Last week I was in Las Vegas for a trade show that was being held at the Hard Rock Hotel. While I have a place in Vegas, my girlfriend likes the pillows at the Hard Rock so when business calls me to Vegas and the event is held at the Hard Rock Hotel, we opt to stay there rather than a mile away at my place. Within a couple days of my arrival, I received an email from their “media specialist” who had seen links to one of my other blogs on several other websites. He wanted me to “spread the word” about their hotel and casino. When I responded with an extremely reasonable request in exchange for this promotion, it was ignored. I guess the only good publicity is free publicity. Well, now they will get that.

On Saturday, as I was unpacking, I realized that in my haste to get back home I left some items in the closet of the hotel room. These items were a pair of slacks with a belt, a dress shirt, three ties and a tie clasp. I immediately called the Hard Rock’s Lost and Found Department and sure enough, they had my items. I gave them my contact info and address and was told to call back on Monday, June 14 to find out when the items would be sent out and by what means. I told them I did not have a problem covering the costs for the return of my property. Monday morning I was told that the items would go out later that day or Tuesday. I was appreciative and prepared to give the Hard Rock Hotel the advertising they requested.

Wednesday morning I received a package from the Hard Rock. I was surprised when I opened the package. While the slacks, shirt and ties were enclosed, the belt and tie clasp were missing. I suppose it is possible that the tie clasp broke and fell off the tie as they moved the tie from the coat hanger it was on to the bag they put it in, but it is impossible for the belt to just fall off. With both items missing, there is no question that someone decided that they could use the belt and tie clasp. I can only guess that they did not appreciate my taste in ties as each of them had more value than the items they decided to keep.

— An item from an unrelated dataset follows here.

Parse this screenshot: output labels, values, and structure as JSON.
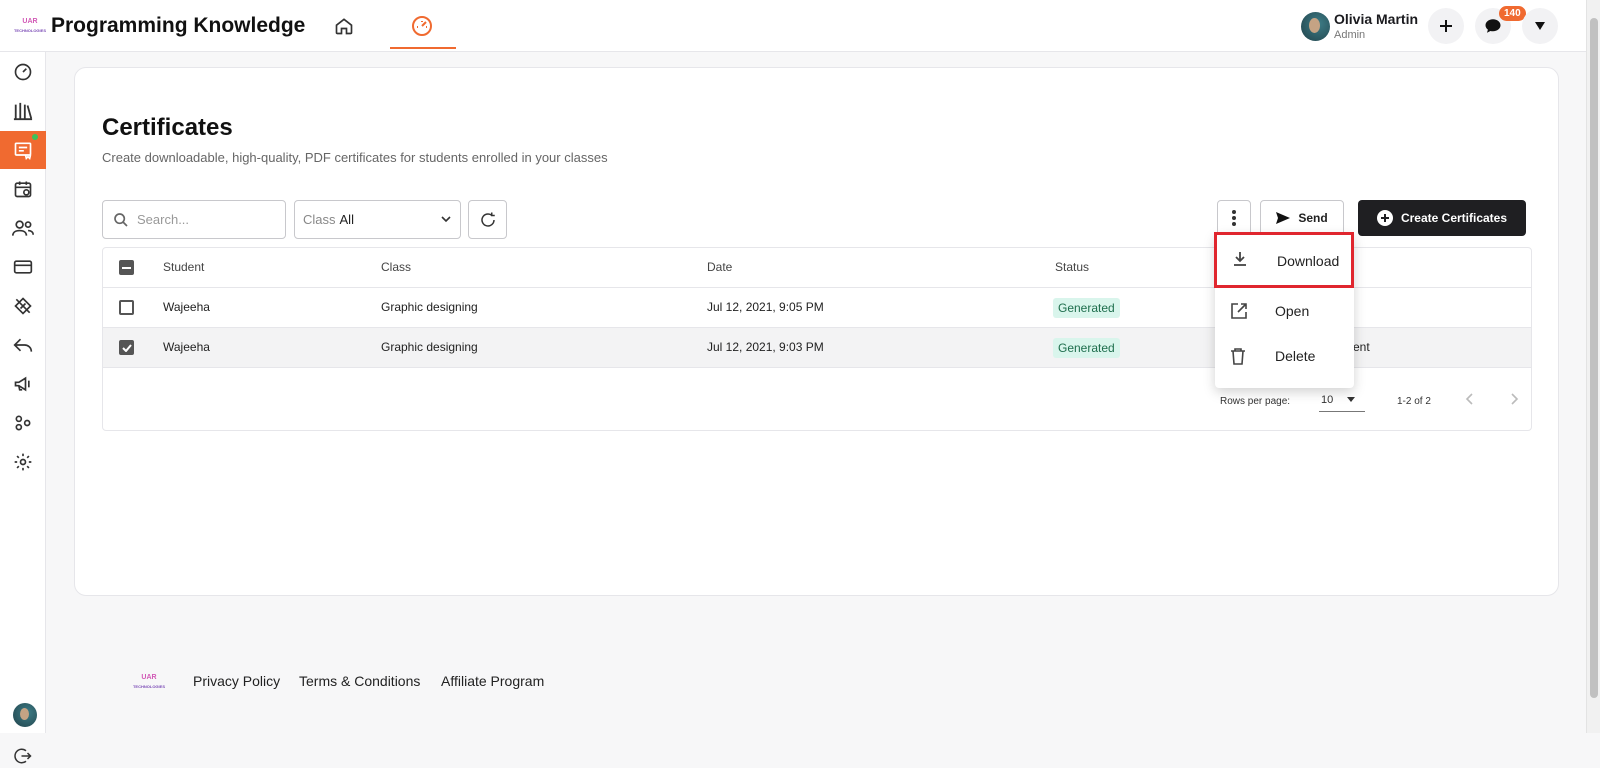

After making the post on my blog, I shared it on my Facebook account. It was then that the plot thickened. Within a few hours of my posting about it on Facebook, I began hearing of multiple instances of credit card theft happening to people attending our conference. Between four and six people have said that their credit cards compromised! I guess some people think that it is easier to hit a conference than individuals as many people use expense accounts, so less likelihood of it being noticed. Of course, that is just speculation. However, I know that my property was stolen, not lost. I do know that there are several people from our group that are suggesting their credit card numbers were compromised. To me, where there is smoke there is a good chance that there is a fire.

So, pursuant to James Cooley’s request, I will spread the word about the Hard Rock Hotel. That word is to make sure you check your credit card closely after staying there. Also, make sure you check your room three times before leaving and there seems to be a 50-50 chance of you recovering your property should you mistakenly leave it behind.